In one phase trial, BIA 10‐2474(an orally administered reversible FAAH inhibitor) was given to healthy volunteers with a view to assessing its safety.

‘Single doses (0.25 to 100 mg) and repeated oral doses (2.5 to 20 mg for 10 days) of BIA 10‐2474 had been administered to 84 healthy volunteers in sequential cohorts; no severe adverse events had been reported. Another cohort of participants was then assigned to placebo (2 participants) or 50 mg of BIA 10‐2474 per day (6 participants)’. ‘They had received the highest cumulative dose (250 to 300 mg) administered to humans’ (Kerbrat et al. 2016). In this final cohort, four of the six participants developed an acute, rapidly progressing neurological reaction. This included headaches, memory impairment and altered consciousness. Magnetic Resonance Imaging (MRI) scans showed symmetric, bilateral cerebral lesions ‘including microhemorrhages and hyperintensities on fluid‐attenuated inversion recovery and diffusion‐weighted imaging sequences predominantly involving the pons and hippocampi’. ‘One became brain dead. Two recovered. One person had memory impairment and one had a residual cerebellar syndrome.’

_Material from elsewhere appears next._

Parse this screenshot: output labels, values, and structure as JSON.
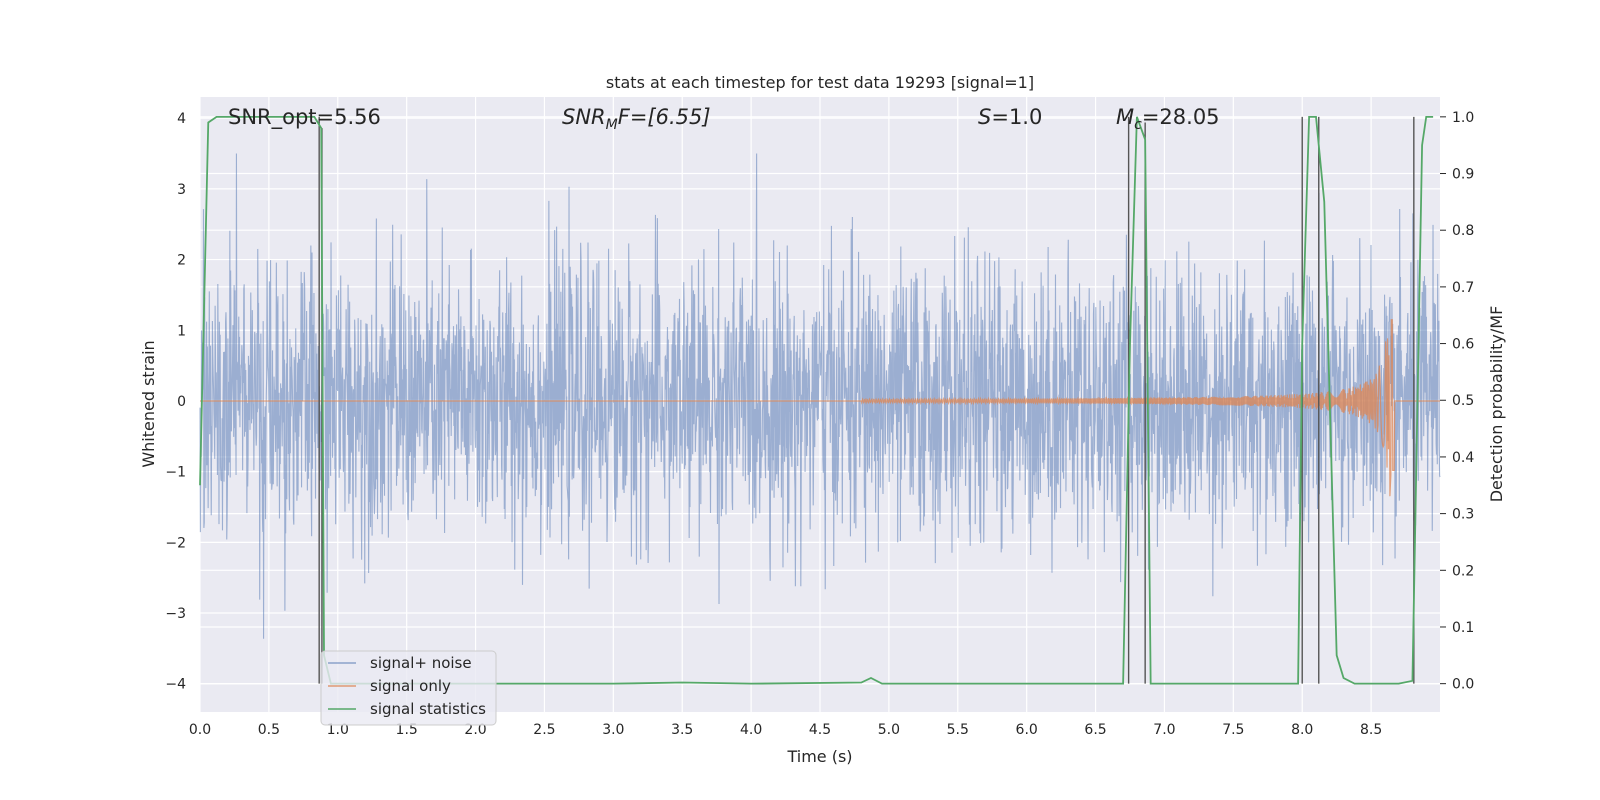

Two of the four had previously taken part in other Phase I trials. Kerbrat et al. (2016) suggest that the adverse reactions were related to an accumulation of the drug. They conclude:

severe toxic effects in the central nervous system as a result of an increased level of endocannabinoids have not been reported previously; this suggests the possibility of an offtarget effect of the drug, owing to the low specificity of BIA 10‐2474 for FAAH, or an effect of a metabolite.4 These unanticipated severe adverse events were caused by the drug and reflect the complexities of clinical drug research.

(Kerbrat et al. 2016)

Why Do People Take Part in these Trials?

Chen and her colleagues (2017) carried out a survey of 654 healthy volunteers who had taken part in a Phase I trial in USA, Belgium, and Singapore. The asked them about their willingness to enrol in such trials. They found that their participants were willing to take part in many kinds of Phase I trials – including those involving diverse side effects and procedures. They were keener to participate in trials with low risk, familiar procedures. Their willingness did not vary with their income. They were least likely to agree to invasive procedures like lumbar punctures and bone marrow biopsy, or where there was a risk of irreversible damage – such as kidney damage or death – or where there might be a chance of effects on their minds. ‘In addition, respondents reported that more money, fewer total procedures, the importance of a study, and the doctor performing the procedure would influence their willingness to participate in a given study. Money is an important factor in healthy volunteers' decisions to participate in phase 1 clinical trials, thus it is not surprising that more money might influence their decisions’ (Chen et al. 2017). Not surprisingly, those with lowest incomes express desire to take part in clinical trials. Chen et al. (2017) reported that there was a relatively high proportion of participants with incomes of less than half the national average income in the three countries in their study.